Don't disappoint your bird dog. Go to the range.
OK....you know, I see this "correlation != causation" any time something comes up. These researchers did not say it was caused by it. They said it was linked. They said there was a correlation, not causation. What's the cause of road rage? Idiots who think they own the road. Guess what, these are the same people that tend to festoon their car with this crap, thus a correlation between crap on cars and road rage incidents. Insightful my ass....
Actually, if someone is over taking you, your supposed to maintain your speed and not alter your driving so the person making the affirmative move can gage a course of action. By slowing down, you could be closing their escape route if something is coming and putting yourself at a greater risk of an accident.

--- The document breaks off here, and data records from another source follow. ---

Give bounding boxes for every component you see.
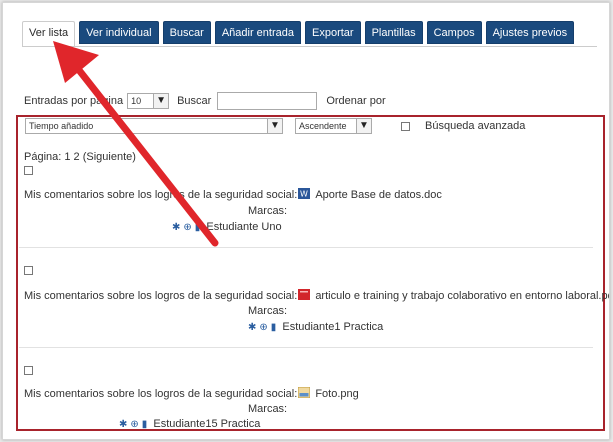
list-controls: Entradas por página 10 ▼ Buscar Ordenar … [24,92,386,110]
tab-campos[interactable]: Campos [426,21,482,44]
search-input[interactable] [217,92,318,110]
file-link[interactable]: Aporte Base de datos.doc [315,189,442,201]
search-label: Buscar [177,95,212,107]
tags-label: Marcas: [248,205,288,217]
entry-divider [19,247,593,248]
entries-per-page-value: 10 [131,96,142,106]
entry-author[interactable]: Estudiante Uno [206,221,281,233]
field-label: Mis comentarios sobre los logros de la s… [24,388,298,400]
file-link[interactable]: articulo e training y trabajo colaborati… [315,290,609,302]
field-label: Mis comentarios sobre los logros de la s… [24,189,298,201]
pdf-icon [298,289,311,300]
entry-field-row: Mis comentarios sobre los logros de la s… [24,289,609,302]
tab-plantillas[interactable]: Plantillas [364,21,423,44]
entry-author[interactable]: Estudiante15 Practica [153,418,260,430]
trash-icon[interactable]: ▮ [142,419,148,430]
entry-divider [19,347,593,348]
chevron-down-icon: ▼ [356,119,371,133]
sort-order-value: Ascendente [299,121,347,131]
entry-select-checkbox[interactable] [24,266,33,275]
tab-bar: Ver lista Ver individual Buscar Añadir e… [22,21,578,47]
entry-actions: ✱ ⊕ ▮ Estudiante Uno [172,221,282,233]
entry-author[interactable]: Estudiante1 Practica [282,321,383,333]
image-icon [298,387,311,398]
search-icon[interactable]: ⊕ [183,222,191,233]
entry-field-row: Mis comentarios sobre los logros de la s… [24,387,359,400]
search-icon[interactable]: ⊕ [259,322,267,333]
sort-label: Ordenar por [326,95,386,107]
file-link[interactable]: Foto.png [315,388,358,400]
advanced-search-checkbox[interactable] [401,122,410,131]
tab-buscar[interactable]: Buscar [162,21,211,44]
tags-label: Marcas: [248,305,288,317]
chevron-down-icon: ▼ [153,94,169,108]
entry-actions: ✱ ⊕ ▮ Estudiante15 Practica [119,418,260,430]
entry-actions: ✱ ⊕ ▮ Estudiante1 Practica [248,321,383,333]
pagination[interactable]: Página: 1 2 (Siguiente) [24,151,136,163]
trash-icon[interactable]: ▮ [271,322,277,333]
arrow-head [53,41,99,83]
tab-divider [22,46,597,47]
svg-text:W: W [300,190,308,199]
tab-ver-individual[interactable]: Ver individual [79,21,159,44]
search-icon[interactable]: ⊕ [130,419,138,430]
word-doc-icon: W [298,188,311,199]
field-label: Mis comentarios sobre los logros de la s… [24,290,298,302]
gear-icon[interactable]: ✱ [172,222,180,233]
sort-order-select[interactable]: Ascendente ▼ [295,118,372,134]
gear-icon[interactable]: ✱ [119,419,127,430]
trash-icon[interactable]: ▮ [195,222,201,233]
entry-select-checkbox[interactable] [24,166,33,175]
entries-per-page-label: Entradas por página [24,95,124,107]
moodle-database-panel: Ver lista Ver individual Buscar Añadir e… [2,2,610,440]
tab-ajustes-previos[interactable]: Ajustes previos [485,21,575,44]
tags-label: Marcas: [248,403,288,415]
tab-exportar[interactable]: Exportar [305,21,361,44]
advanced-search-label: Búsqueda avanzada [425,120,526,132]
tab-anadir-entrada[interactable]: Añadir entrada [214,21,301,44]
gear-icon[interactable]: ✱ [248,322,256,333]
chevron-down-icon: ▼ [267,119,282,133]
sort-field-select[interactable]: Tiempo añadido ▼ [25,118,283,134]
entry-select-checkbox[interactable] [24,366,33,375]
sort-field-value: Tiempo añadido [29,121,94,131]
tab-ver-lista[interactable]: Ver lista [22,21,76,47]
entries-per-page-select[interactable]: 10 ▼ [127,93,170,109]
entry-field-row: Mis comentarios sobre los logros de la s… [24,188,442,201]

In Ohio, it is actually part of the law that the vehicle being overtaken is to maintain a constant speed (PDF warning, see the page marked as 36 if you had the book, it should be somewhere on page 42 according to the PDF). It is possible for you to be cited if you don't as well as become partially at fault if an accident occurs. Missouri and TX have the same laws. or at least they did when I was there.
But this is all pointless in this particular situation because the guy was behind me, then I saw his hood out of me left eye, he seemed to be going about 15 mph faster then me, and he came into my lane at that time. If I hadn't reacted, we should have hit somewhere with his front door at my my front tire. I moved over and saw him continuing into my lane and passing then I saw the other car and hit the brakes. By the time he was clear of me enough that I could come back into my lane, the oncoming car had already passed. It all happened faster then it would take you to read this, literally a matter of seconds. I'm serious, it was so close that a half second off for either of us could have resulted in either him hitting me or the oncoming car. It was that close.
I understand your situation, and I'd be angry too. But what you did is pretty much the definition of road rage. Better to take the plate number, the car's description, and then call the cops. It's their job, not yours. And keep in mind: you could end up leaving your kids without a father, as plenty of people are happy to kill you for chewing them out.